Georges Leclanché did not invent the dry cell. He came up with the idea that led directly toi a number of competing dry cell designs. His is the godfather of them all. His battery consisted of a zinc anode and a manganese dioxide cathode wrapped in a porous material. This unit was then lowered into a jar of water and ammonium chloride solution.The big change here is that ammonium chloride is not an acid, it's a mildly acidic salt. Unlike batteries using hydrochloric or sulfuric acid, the danger here of death or disfigurement was near zero.
Dry cells were still several steps away and didn't catch on immediately. Even 40 years later wet batteries were still available in the Sears catalog. In 1880 when Alfred Niaudet wrote his Elementary Treatise on Electric Batteries, he referred to dry cells as "Dry Piles." This indicated that the idea was new enough the nomenclature wasn't even settled yet. He pointed out an important feature of dry cells. They're not actually dry. They were slightly moist or oily, and that they actually ceased to work if actually dried. He described the first dry cell in 1812 by Giuseppe Zamboni. It consisted of layers of paper painted with manganese oxide separated by zinc and foil discs. They worked well. In fact for over 170 years, the Oxford Electric Bell has been ringing, and is assumed to be powered by a pair of Zamboni dry piles. As nifty as that is, they are unlike modern common dry cells.

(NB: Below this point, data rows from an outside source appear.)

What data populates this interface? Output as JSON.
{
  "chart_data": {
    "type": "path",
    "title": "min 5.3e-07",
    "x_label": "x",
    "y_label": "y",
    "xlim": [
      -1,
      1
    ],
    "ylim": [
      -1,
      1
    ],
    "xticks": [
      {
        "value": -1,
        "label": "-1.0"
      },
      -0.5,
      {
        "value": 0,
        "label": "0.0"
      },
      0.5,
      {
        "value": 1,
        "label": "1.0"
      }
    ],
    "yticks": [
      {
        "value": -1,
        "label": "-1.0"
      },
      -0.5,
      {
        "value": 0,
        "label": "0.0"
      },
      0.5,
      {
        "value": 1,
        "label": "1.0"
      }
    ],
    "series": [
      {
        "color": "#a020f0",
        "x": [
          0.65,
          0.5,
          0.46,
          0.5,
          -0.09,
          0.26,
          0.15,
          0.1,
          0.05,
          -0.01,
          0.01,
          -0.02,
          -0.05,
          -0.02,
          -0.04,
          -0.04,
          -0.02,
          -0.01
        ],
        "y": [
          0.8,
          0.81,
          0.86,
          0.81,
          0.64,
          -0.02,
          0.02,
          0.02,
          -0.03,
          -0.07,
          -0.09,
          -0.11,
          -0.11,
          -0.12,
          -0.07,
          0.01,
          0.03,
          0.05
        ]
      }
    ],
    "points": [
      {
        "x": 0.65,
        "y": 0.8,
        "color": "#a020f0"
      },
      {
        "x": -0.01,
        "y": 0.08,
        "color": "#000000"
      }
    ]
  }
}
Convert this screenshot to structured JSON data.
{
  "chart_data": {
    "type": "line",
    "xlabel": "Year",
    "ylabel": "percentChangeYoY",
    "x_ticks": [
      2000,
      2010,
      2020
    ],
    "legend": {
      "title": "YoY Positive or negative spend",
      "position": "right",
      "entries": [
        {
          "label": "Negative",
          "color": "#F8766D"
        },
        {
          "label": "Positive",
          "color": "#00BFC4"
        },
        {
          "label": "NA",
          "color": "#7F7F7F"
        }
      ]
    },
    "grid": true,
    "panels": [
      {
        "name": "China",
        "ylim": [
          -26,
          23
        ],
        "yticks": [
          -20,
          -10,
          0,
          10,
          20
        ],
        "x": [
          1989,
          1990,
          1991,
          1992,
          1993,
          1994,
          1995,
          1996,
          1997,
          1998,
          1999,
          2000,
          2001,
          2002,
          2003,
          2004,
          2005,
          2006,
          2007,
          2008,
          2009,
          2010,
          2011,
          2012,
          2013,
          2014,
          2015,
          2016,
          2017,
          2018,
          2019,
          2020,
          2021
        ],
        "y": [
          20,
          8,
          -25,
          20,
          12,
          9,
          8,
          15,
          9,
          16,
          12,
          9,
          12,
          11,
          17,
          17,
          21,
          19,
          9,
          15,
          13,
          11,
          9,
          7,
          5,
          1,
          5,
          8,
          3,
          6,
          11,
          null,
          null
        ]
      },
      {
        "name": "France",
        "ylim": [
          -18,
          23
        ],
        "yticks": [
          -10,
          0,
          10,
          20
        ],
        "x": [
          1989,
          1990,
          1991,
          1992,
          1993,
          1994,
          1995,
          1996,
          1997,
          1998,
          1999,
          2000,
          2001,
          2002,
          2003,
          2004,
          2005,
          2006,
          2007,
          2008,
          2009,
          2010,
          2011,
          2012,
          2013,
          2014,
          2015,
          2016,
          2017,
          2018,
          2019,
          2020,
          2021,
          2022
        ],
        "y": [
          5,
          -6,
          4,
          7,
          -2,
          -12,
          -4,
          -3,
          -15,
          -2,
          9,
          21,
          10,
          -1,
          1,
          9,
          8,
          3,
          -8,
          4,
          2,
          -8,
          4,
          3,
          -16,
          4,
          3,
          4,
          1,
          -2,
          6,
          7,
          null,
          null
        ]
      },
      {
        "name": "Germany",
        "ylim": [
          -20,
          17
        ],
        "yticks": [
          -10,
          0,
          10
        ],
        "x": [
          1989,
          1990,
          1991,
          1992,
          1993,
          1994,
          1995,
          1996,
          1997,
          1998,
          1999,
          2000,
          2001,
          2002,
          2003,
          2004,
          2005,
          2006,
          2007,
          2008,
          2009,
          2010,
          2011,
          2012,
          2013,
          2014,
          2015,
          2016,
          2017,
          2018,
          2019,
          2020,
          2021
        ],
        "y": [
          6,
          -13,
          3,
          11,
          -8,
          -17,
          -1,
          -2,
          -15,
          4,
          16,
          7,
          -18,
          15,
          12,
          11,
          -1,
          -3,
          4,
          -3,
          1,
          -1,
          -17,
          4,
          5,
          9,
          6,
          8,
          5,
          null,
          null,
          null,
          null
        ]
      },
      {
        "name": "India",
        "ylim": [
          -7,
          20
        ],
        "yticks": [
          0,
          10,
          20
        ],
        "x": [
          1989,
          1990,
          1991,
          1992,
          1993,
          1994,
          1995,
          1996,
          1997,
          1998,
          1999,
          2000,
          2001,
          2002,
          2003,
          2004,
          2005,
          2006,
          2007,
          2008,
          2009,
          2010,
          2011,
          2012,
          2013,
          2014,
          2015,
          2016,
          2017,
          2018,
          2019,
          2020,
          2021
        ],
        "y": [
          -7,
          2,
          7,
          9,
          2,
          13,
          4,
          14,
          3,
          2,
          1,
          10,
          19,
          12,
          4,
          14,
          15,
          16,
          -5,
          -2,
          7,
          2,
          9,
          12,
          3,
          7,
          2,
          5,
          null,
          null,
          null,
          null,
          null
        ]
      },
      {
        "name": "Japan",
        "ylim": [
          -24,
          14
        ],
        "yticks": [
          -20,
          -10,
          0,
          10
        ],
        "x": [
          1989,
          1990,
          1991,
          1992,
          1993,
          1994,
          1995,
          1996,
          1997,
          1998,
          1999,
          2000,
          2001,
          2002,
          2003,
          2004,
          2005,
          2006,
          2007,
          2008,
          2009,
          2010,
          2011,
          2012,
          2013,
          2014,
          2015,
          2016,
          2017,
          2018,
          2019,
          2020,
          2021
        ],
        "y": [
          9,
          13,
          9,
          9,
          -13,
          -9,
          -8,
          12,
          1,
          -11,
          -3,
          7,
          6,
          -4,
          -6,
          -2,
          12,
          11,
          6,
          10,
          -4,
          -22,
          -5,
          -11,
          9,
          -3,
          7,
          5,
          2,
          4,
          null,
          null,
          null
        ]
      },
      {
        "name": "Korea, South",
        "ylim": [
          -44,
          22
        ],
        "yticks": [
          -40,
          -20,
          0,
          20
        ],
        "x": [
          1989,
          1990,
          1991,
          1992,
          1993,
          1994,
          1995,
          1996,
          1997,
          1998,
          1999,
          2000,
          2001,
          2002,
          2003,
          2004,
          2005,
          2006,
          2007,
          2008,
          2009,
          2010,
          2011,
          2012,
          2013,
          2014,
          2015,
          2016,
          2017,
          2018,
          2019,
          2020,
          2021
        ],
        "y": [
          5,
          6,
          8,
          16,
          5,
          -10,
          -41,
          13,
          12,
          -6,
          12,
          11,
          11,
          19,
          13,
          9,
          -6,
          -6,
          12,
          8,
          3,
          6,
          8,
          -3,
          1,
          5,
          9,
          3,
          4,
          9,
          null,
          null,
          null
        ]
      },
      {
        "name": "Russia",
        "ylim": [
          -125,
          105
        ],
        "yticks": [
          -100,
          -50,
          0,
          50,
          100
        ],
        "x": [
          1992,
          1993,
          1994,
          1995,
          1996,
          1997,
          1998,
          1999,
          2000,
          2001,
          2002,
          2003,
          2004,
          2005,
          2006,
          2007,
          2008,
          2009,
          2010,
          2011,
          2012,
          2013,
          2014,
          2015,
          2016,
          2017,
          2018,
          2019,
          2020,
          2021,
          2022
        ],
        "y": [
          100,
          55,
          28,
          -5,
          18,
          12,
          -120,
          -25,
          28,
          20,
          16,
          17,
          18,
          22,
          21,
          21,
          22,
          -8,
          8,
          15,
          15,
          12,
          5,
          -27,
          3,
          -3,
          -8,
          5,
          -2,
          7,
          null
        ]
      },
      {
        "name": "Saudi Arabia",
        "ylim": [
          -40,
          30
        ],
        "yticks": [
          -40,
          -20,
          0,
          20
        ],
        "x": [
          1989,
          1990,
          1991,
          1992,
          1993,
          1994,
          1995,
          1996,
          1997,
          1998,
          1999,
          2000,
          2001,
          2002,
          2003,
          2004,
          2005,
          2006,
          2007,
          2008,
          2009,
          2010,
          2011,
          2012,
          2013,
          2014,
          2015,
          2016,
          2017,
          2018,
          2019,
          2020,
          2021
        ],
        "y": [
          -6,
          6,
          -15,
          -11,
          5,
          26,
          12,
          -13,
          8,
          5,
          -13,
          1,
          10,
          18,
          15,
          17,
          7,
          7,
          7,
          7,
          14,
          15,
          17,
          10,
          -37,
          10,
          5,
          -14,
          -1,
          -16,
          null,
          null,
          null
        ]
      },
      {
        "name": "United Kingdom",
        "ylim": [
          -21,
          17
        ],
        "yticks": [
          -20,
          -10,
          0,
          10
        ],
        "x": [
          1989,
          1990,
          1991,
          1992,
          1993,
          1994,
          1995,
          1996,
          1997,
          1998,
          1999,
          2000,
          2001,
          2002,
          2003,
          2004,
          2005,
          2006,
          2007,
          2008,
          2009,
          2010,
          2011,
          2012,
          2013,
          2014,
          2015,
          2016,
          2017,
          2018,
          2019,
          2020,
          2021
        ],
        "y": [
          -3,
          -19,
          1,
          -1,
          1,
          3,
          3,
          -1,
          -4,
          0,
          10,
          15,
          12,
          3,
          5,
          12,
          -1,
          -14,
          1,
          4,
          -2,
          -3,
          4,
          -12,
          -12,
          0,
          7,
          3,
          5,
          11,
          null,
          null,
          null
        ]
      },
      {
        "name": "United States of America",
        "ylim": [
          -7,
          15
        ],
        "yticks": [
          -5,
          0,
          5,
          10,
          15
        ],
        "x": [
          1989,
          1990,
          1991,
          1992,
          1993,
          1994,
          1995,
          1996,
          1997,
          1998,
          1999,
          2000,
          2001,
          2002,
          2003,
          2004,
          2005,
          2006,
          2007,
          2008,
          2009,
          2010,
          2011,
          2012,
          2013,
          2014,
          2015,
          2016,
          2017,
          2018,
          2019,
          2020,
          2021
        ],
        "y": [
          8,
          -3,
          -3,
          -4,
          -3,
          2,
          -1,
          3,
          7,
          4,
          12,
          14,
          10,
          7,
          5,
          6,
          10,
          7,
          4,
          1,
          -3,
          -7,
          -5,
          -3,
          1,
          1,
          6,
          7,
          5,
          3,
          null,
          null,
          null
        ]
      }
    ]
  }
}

With the Leclanché wet cell, the anode was made from a compound of carbon and manganese dioxide. The cathode was a zinc rod. The cathode was packed into the vessel, and it was filled with the ammonium chloride solution. The liquid acted as an electrolyte producing current to the carbon terminal. His first demonstration model produced about 1.4 volts. This battery was adopted for use with the telegraph, telephone, electric bells and other early powered devices. It was this zinc/carbon combination that was later adapted to manufacture of dry cells. Clark and Muirhead were probably the first to modify the design, and Leclanché himself re-approached it in his "agglomerate" battery which also employed carbon and zinc poles. most modern batteries today use a carbon rod surrounded by a mixture of manganese dioxide and carbon powder. The electrolyte used is a paste of zinc chloride and ammonium chloride dissolved in water, something Leclanché would find very familiar.